Insofern wäre ich außer stande, meine Gefühle während der Krankheit einigermaßen klar zu definieren. Mein hauptsächliches Gefühl ist das Gefühl großer Ungerechtigkeit. Ich habe sehr oft das Gefühl, dass andere mir ihre Sachen unterschieben.

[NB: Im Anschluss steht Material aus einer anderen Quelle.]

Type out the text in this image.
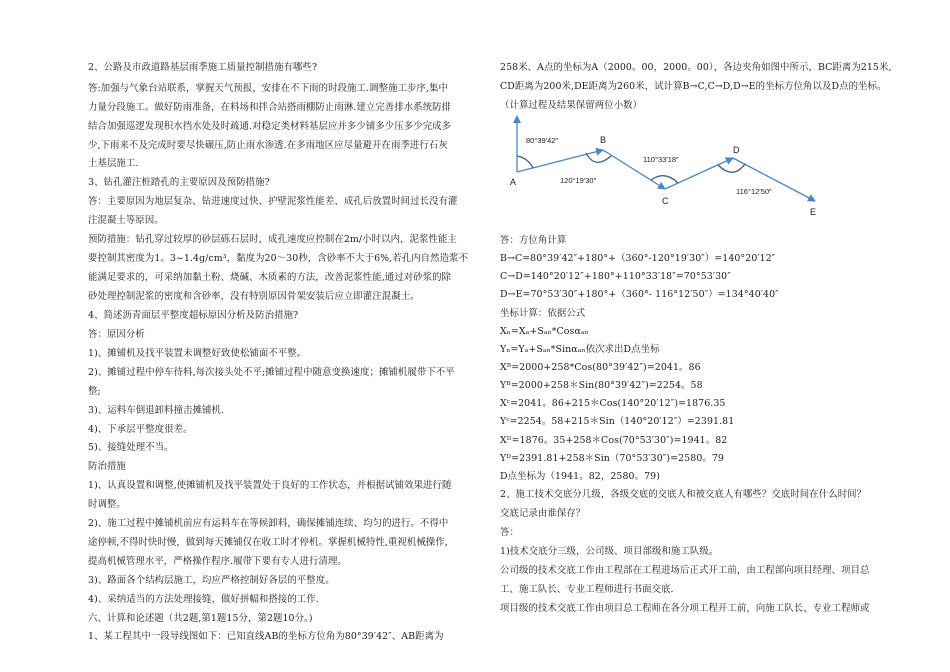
2、公路及市政道路基层雨季施工质量控制措施有哪些?
答:加强与气象台站联系，掌握天气预报，安排在不下雨的时段施工.调整施工步序,集中
力量分段施工。做好防雨准备，在料场和拌合站搭雨棚防止雨淋.建立完善排水系统防排
结合加强巡逻发现积水挡水处及时疏通.对稳定类材料基层应并多少铺多少压多少完成多
少,下雨来不及完成时要尽快碾压,防止雨水渗透.在多雨地区应尽量避开在雨季进行石灰
土基层施工.
3、钻孔灌注桩踏孔的主要原因及预防措施?
答：主要原因为地层复杂、钻进速度过快、护壁泥浆性能差、成孔后放置时间过长没有灌
注混凝土等原因。
预防措施：钻孔穿过较厚的砂层砾石层时，成孔速度应控制在2m/小时以内，泥浆性能主
要控制其密度为1。3~1.4g/cm³，黏度为20～30秒，含砂率不大于6%,若孔内自然造浆不
能满足要求的，可采纳加黏土粉、烧碱、木质素的方法，改善泥浆性能,通过对砂浆的除
砂处理控制泥浆的密度和含砂率，没有特别原因骨架安装后应立即灌注混凝土。
4、简述沥青面层平整度超标原因分析及防治措施?
答：原因分析
1)、摊铺机及找平装置未调整好致使松铺面不平整。
2)、摊铺过程中停车待料,每次接头处不平;摊铺过程中随意变换速度；摊铺机履带下不平
整;
3)、运料车倒退卸料撞击摊铺机.
4)、下承层平整度很差。
5)、接缝处理不当。
防治措施
1)、认真设置和调整,使摊铺机及找平装置处于良好的工作状态，并根据试铺效果进行随
时调整。
2)、施工过程中摊铺机前应有运料车在等候卸料，确保摊铺连续、均匀的进行。不得中
途停顿,不得时快时慢，做到每天摊铺仅在收工时才停机。掌握机械特性,重视机械操作,
提高机械管理水平，严格操作程序.履带下要有专人进行清理。
3)、路面各个结构层施工，均应严格控制好各层的平整度。
4)、采纳适当的方法处理接缝，做好拼幅和搭接的工作.
六、计算和论述题（共2题,第1题15分，第2题10分。)
1、某工程其中一段导线图如下：已知直线AB的坐标方位角为80°39′42″、AB距离为
258米、A点的坐标为A（2000。00，2000。00），各边夹角如图中所示，BC距离为215米,
CD距离为200米,DE距离为260米，试计算B→C,C→D,D→E的坐标方位角以及D点的坐标。
（计算过程及结果保留两位小数）
答：方位角计算
B→C=80°39′42″+180°+（360°-120°19′30″）=140°20′12″
C→D=140°20′12″+180°+110°33′18″=70°53′30″
D→E=70°53′30″+180°+（360°- 116°12′50″）=134°40′40″
坐标计算：依据公式
Xₙ=Xₐ+Sₐₙ*Cosαₐₙ
Yₙ=Yₐ+Sₐₙ*Sinαₐₙ依次求出D点坐标
Xᴮ=2000+258*Cos(80°39′42″)=2041。86
Yᴮ=2000+258＊Sin(80°39′42″)=2254。58
Xᶜ=2041。86+215＊Cos(140°20′12″)=1876.35
Yᶜ=2254。58+215＊Sin（140°20′12″）=2391.81
Xᴰ=1876。35+258＊Cos(70°53′30″)=1941。82
Yᴰ=2391.81+258＊Sin（70°53′30″)=2580。79
D点坐标为（1941。82，2580。79)
2、施工技术交底分几级，各级交底的交底人和被交底人有哪些？交底时间在什么时间？
交底记录由谁保存？
答：
1)技术交底分三级，公司级、项目部级和施工队级。
公司级的技术交底工作由工程部在工程进场后正式开工前，由工程部向项目经理、项目总
工、施工队长、专业工程师进行书面交底.
项目级的技术交底工作由项目总工程师在各分项工程开工前，向施工队长、专业工程师或
A
B
C
D
E
80°39′42″
120°19′30″
110°33′18″
116°12′50″
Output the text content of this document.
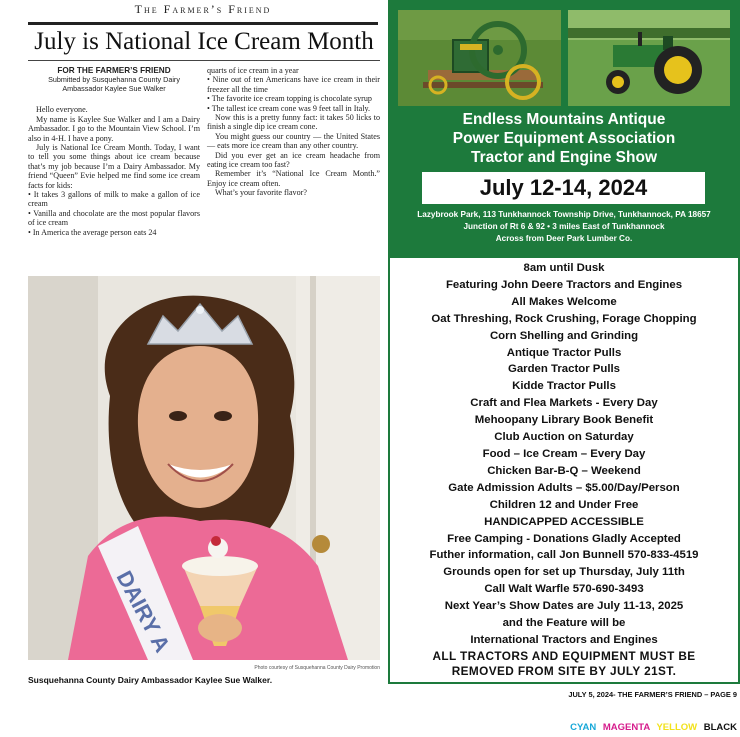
The Farmer’s Friend
July is National Ice Cream Month

FOR THE FARMER’S FRIEND

Submitted by Susquehanna County Dairy Ambassador Kaylee Sue Walker

Hello everyone.

My name is Kaylee Sue Walker and I am a Dairy Ambassador. I go to the Mountain View School. I’m also in 4-H. I have a pony.

July is National Ice Cream Month. Today, I want to tell you some things about ice cream because that’s my job because I’m a Dairy Ambassador. My friend “Queen” Evie helped me find some ice cream facts for kids:

• It takes 3 gallons of milk to make a gallon of ice cream

• Vanilla and chocolate are the most popular flavors of ice cream

• In America the average person eats 24

quarts of ice cream in a year

• Nine out of ten Americans have ice cream in their freezer all the time

• The favorite ice cream topping is chocolate syrup

• The tallest ice cream cone was 9 feet tall in Italy.

Now this is a pretty funny fact: it takes 50 licks to finish a single dip ice cream cone.

You might guess our country — the United States — eats more ice cream than any other country.

Did you ever get an ice cream headache from eating ice cream too fast?

Remember it’s “National Ice Cream Month.” Enjoy ice cream often.

What’s your favorite flavor?

DAIRY A
Photo courtesy of Susquehanna County Dairy Promotion
Susquehanna County Dairy Ambassador Kaylee Sue Walker.
Endless Mountains Antique
Power Equipment Association
Tractor and Engine Show
July 12-14, 2024
Lazybrook Park, 113 Tunkhannock Township Drive, Tunkhannock, PA 18657
Junction of Rt 6 & 92 • 3 miles East of Tunkhannock
Across from Deer Park Lumber Co.
8am until Dusk
Featuring John Deere Tractors and Engines
All Makes Welcome
Oat Threshing, Rock Crushing, Forage Chopping
Corn Shelling and Grinding
Antique Tractor Pulls
Garden Tractor Pulls
Kidde Tractor Pulls
Craft and Flea Markets - Every Day
Mehoopany Library Book Benefit
Club Auction on Saturday
Food – Ice Cream – Every Day
Chicken Bar-B-Q – Weekend
Gate Admission Adults – $5.00/Day/Person
Children 12 and Under Free
HANDICAPPED ACCESSIBLE
Free Camping - Donations Gladly Accepted
Futher information, call Jon Bunnell 570-833-4519
Grounds open for set up Thursday, July 11th
Call Walt Warfle 570-690-3493
Next Year’s Show Dates are July 11-13, 2025
and the Feature will be
International Tractors and Engines
ALL TRACTORS AND EQUIPMENT MUST BE
REMOVED FROM SITE BY JULY 21ST.
JULY 5, 2024- THE FARMER’S FRIEND – PAGE 9
CYAN MAGENTA YELLOW BLACK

Das gilt auch für die ersten Reaktionen auf mich, mit denen ich gelegentlich konfrontiert bin und die mir stark zusetzen. Manche Leute reagieren spontan sehr negativ, aber die Betreffenden zeigen keine Antipathie, sondern beziehen sich ganz konkret auf Mängel, die sie in mir sehen. Sie "melden" diese Mängel oder sie machen sich lustig darüber (abfälliges Reden). Auch dann verspüre ich das Gefühl von Ungerechtigkeit. Schließlich sehen die nicht nur mich, sondern ich sehe sie ja auch und ich gucke genau hin. Dann sehe ich, dass die mir Sachen unterschieben wollen, die eher auf sie zutreffen als auf mich.

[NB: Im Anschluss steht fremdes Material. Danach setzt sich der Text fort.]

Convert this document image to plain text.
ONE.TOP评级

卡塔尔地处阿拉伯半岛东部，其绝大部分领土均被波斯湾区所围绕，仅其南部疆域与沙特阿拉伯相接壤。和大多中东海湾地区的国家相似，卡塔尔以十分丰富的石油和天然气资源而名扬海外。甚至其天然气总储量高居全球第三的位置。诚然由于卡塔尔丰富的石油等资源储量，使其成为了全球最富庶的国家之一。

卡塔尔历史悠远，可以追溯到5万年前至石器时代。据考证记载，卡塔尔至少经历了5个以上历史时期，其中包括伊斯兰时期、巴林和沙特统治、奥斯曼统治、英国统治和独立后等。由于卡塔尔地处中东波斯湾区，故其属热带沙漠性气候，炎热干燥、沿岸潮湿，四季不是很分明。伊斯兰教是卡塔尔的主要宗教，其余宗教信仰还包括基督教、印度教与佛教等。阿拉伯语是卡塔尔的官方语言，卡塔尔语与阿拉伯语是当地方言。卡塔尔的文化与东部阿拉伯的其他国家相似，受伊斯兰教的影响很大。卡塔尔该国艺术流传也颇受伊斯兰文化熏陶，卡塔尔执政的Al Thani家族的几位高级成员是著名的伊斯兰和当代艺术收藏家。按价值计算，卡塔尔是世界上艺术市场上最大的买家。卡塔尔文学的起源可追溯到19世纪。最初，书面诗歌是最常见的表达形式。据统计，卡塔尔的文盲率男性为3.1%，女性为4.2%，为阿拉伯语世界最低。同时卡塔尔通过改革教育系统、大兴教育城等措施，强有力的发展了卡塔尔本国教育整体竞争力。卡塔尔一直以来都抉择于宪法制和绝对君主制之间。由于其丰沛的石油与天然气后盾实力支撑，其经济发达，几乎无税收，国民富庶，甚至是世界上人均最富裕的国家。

Das ist auch der Grund, warum meine Phasen nicht einfach so von selber kommen und gehen, sondern sehr stark davon bestimmt werden, mit wem ich es gerade zu tun habe. Wenn nichts ist, dann ist auch nichts. So ist das bei mir. Deshalb könnte man mein heutiges Leben als Slalomlauf beschreiben. Anstatt wie ein Gesunder den Kontakt zu anderen Menschen zu suchen, laufe ich Slalom. Ich habe den Eindruck, dass fast jeder irgendwas hat, das schwer auf seinem Rücken lastet und zu bestimmten destruktiven oder kontraproduktiven Mustern oder zu erhöhter Streitlust führt. Dann mache ich sicherheitshalber einen Bogen. Meine Kontakte zu anderen sind somit spärlich. Ich kenne aktuell nur eine Handvoll Menschen, die glücklich und zufrieden sind. Aber diese wenigen Kontakte sind sehr positiv und somit sehr erfreulich. Sie geben mir die nötige Kraft, weiter zu machen.